A primer on using the Gillespie algorithm to understand the dynamics of constitutive expression.

**Quantitative Image Processing**

Tutorial NotebookData Set

This tutorial covered the basics of quantitative image processing and led
students through segmentation of single-celled bacteria to compute the
intensity distribution of a YFP reporter gene.

**Bifurcation Analysis of an Autoactivation Circuit**

Tutorial Notebook

This tutorial explores the dynamics of an autoactivation genetic circuit and explains the origin of bifurcations.

**Chemical Master Equations**

Tutorial Notebook

Chemical master equations are incredibly useful in understanding the “rates and weights” of biological processes.
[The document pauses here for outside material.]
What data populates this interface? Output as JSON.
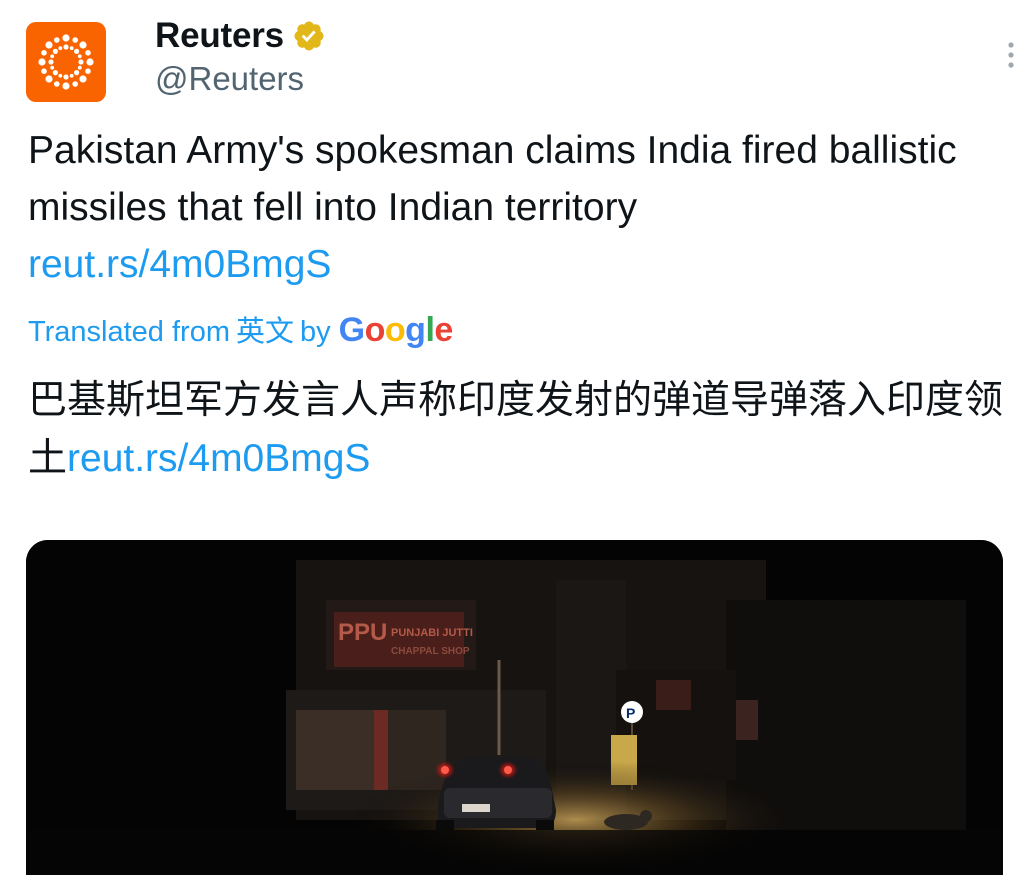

This tutorial teaches the student how to write them and explore their behavior computationally.

### Other Classes At Caltech & Beyond

Below are links to the various courses I have had the privilege to TA.

**Human Impacts by the Numbers**

2020

A zoom-based course open to the public which gave a wide view of all the ways in which human action changes the face of the planet.

**Evolution **

2020

A course for upper-level Caltech undergraduates which provides a quantitative and qualitative summary of biology’s greatest idea — evolution.
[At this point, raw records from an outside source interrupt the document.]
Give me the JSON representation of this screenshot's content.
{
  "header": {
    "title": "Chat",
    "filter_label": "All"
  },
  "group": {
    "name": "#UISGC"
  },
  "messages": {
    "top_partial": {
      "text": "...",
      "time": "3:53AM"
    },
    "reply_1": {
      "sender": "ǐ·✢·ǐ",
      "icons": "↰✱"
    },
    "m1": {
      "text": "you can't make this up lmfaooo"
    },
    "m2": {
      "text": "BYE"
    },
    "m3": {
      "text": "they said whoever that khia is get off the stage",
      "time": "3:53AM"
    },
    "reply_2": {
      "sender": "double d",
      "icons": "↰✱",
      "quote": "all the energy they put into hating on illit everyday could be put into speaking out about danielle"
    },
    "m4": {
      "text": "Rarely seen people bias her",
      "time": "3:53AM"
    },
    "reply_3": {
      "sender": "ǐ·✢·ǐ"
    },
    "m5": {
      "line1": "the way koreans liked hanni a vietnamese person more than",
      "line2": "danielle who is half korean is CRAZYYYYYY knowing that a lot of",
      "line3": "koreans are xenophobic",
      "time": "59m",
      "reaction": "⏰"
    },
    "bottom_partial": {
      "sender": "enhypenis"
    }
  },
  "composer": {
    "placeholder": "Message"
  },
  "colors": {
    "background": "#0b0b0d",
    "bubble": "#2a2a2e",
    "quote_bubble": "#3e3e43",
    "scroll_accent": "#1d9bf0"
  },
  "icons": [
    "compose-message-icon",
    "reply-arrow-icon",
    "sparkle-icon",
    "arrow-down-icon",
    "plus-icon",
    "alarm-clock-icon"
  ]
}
**Physical Biology Bootcamp**

2019
2018
2017

An intensive week-long graduate course which teaches the utility of biological numeracy and its application from theory to experiment.

**Bi1 - The Great Ideas of Biology**

2017

A freshman biology course for non-biology majors which teaches the fundamental principles of modern biology with an emphasis on calculation and quantitative thinking.
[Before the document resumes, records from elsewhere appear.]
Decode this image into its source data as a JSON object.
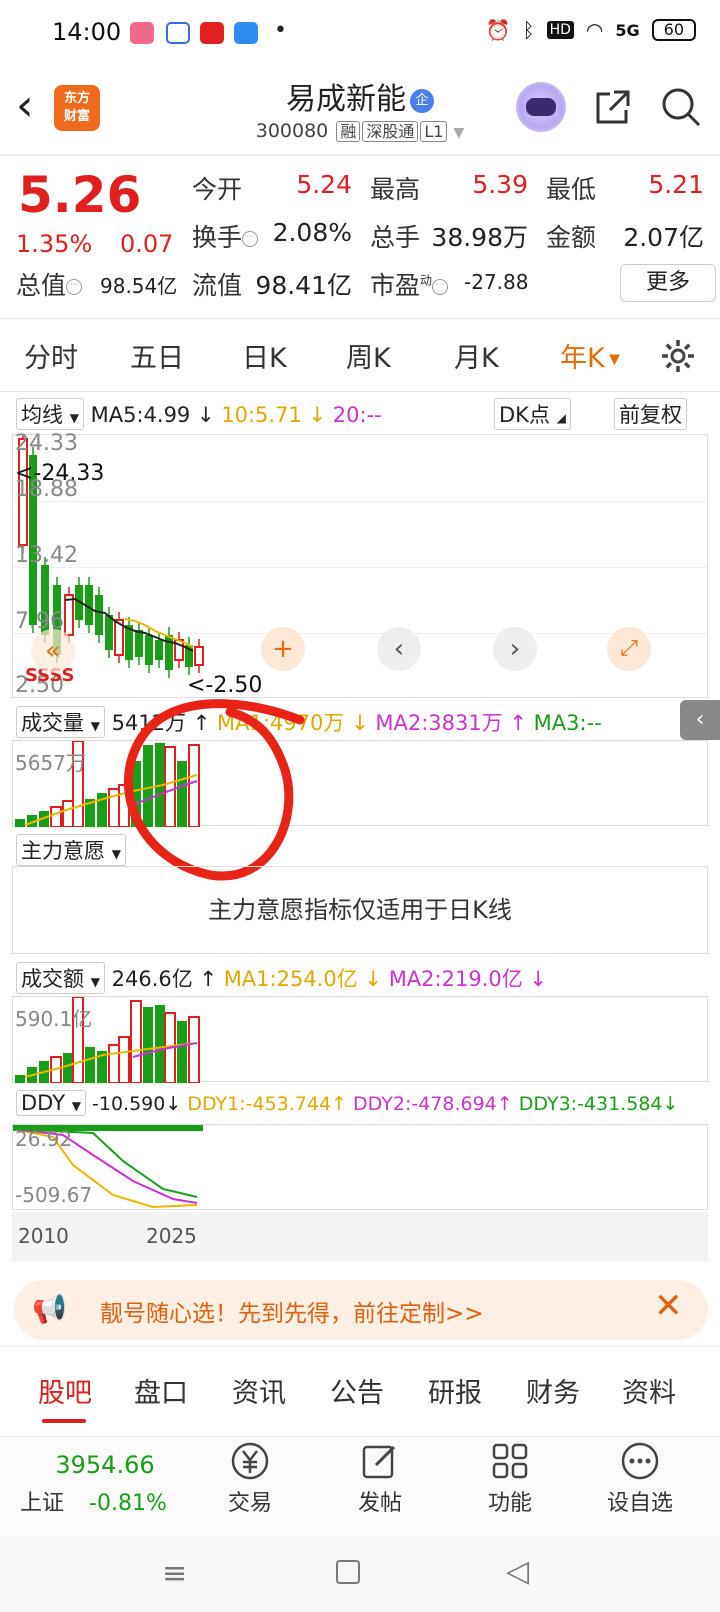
{
  "status_bar": {
    "time": "14:00",
    "network": "5G",
    "battery": "60"
  },
  "header": {
    "stock_name": "易成新能",
    "enterprise_badge": "企",
    "stock_code": "300080",
    "tags": [
      "融",
      "深股通",
      "L1"
    ],
    "logo_text": [
      "东方",
      "财富"
    ]
  },
  "quote": {
    "price": "5.26",
    "change_pct": "1.35%",
    "change": "0.07",
    "items": [
      {
        "label": "今开",
        "value": "5.24"
      },
      {
        "label": "最高",
        "value": "5.39"
      },
      {
        "label": "最低",
        "value": "5.21"
      },
      {
        "label": "换手",
        "value": "2.08%"
      },
      {
        "label": "总手",
        "value": "38.98万"
      },
      {
        "label": "金额",
        "value": "2.07亿"
      },
      {
        "label": "总值",
        "value": "98.54亿"
      },
      {
        "label": "流值",
        "value": "98.41亿"
      },
      {
        "label": "市盈",
        "value": "-27.88",
        "sup": "动"
      }
    ],
    "more_label": "更多"
  },
  "period_tabs": [
    "分时",
    "五日",
    "日K",
    "周K",
    "月K",
    "年K"
  ],
  "kline": {
    "ma_selector": "均线",
    "ma5": "MA5:4.99",
    "ma10": "10:5.71",
    "ma20": "20:--",
    "dk_label": "DK点",
    "fq_label": "前复权",
    "y_labels": [
      "24.33",
      "18.88",
      "13.42",
      "7.96",
      "2.50"
    ],
    "max_label": "<-24.33",
    "min_label": "<-2.50",
    "colors": {
      "up": "#e02020",
      "down": "#1a9e1a",
      "ma5": "#222222",
      "ma10": "#e8b800",
      "ma20": "#cc33cc"
    }
  },
  "volume": {
    "selector": "成交量",
    "value": "5412万",
    "ma1": "MA1:4970万",
    "ma2": "MA2:3831万",
    "ma3": "MA3:--",
    "y_label": "5657万"
  },
  "main_intent": {
    "selector": "主力意愿",
    "tip": "主力意愿指标仅适用于日K线"
  },
  "amount": {
    "selector": "成交额",
    "value": "246.6亿",
    "ma1": "MA1:254.0亿",
    "ma2": "MA2:219.0亿",
    "y_label": "590.1亿"
  },
  "ddy": {
    "selector": "DDY",
    "value": "-10.590",
    "ddy1": "DDY1:-453.744",
    "ddy2": "DDY2:-478.694",
    "ddy3": "DDY3:-431.584",
    "y_top": "26.92",
    "y_bottom": "-509.67",
    "x_labels": [
      "2010",
      "2025"
    ]
  },
  "ad": {
    "text": "靓号随心选！先到先得，前往定制>>"
  },
  "bottom_tabs": [
    "股吧",
    "盘口",
    "资讯",
    "公告",
    "研报",
    "财务",
    "资料"
  ],
  "bottom_nav": {
    "index_value": "3954.66",
    "index_name": "上证",
    "index_change": "-0.81%",
    "items": [
      "交易",
      "发帖",
      "功能",
      "设自选"
    ]
  }
}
**Physical Biology of the Cell**

2018
2017
2016
2015

This courses takes a in-depth view at the investigation of biological
phenomena using principles from physics. Typical topics of inquiry are
dynamics of the cytoskeleton, back-of-the-envelope estimation, genetic
regulation, cellular signaling, and evolution. This course is taught all over
the world at universities such as Caltech, GIST, and Cold Spring Harbor Laboratory

**Intro. to Programming in the Biological Sciences**

2016

A week long course attended by undergraduates, graduate students, and post-docs which teaches the principles of programming and its application to real-life biological problems.

**Data Analysis in the Biological Sciences**

2016
2015

This course exposes undergraduates, grad students, and post-docs to practical data analysis using Bayesian inferential methods such as parameter estimation, hypothesis testing, and regression. The homework assignments are almost completely open ended and often involve cutting-edge data from Caltech and beyond.

**Bi1x - Exploration through Experimentation**

2015
2014

A course aimed at freshmen undergraduates which teaches the “great ideas of biology” through experimentation. Students perform a variety of experiments including single-cell microscopy, optogenetics, and DNA sequencing.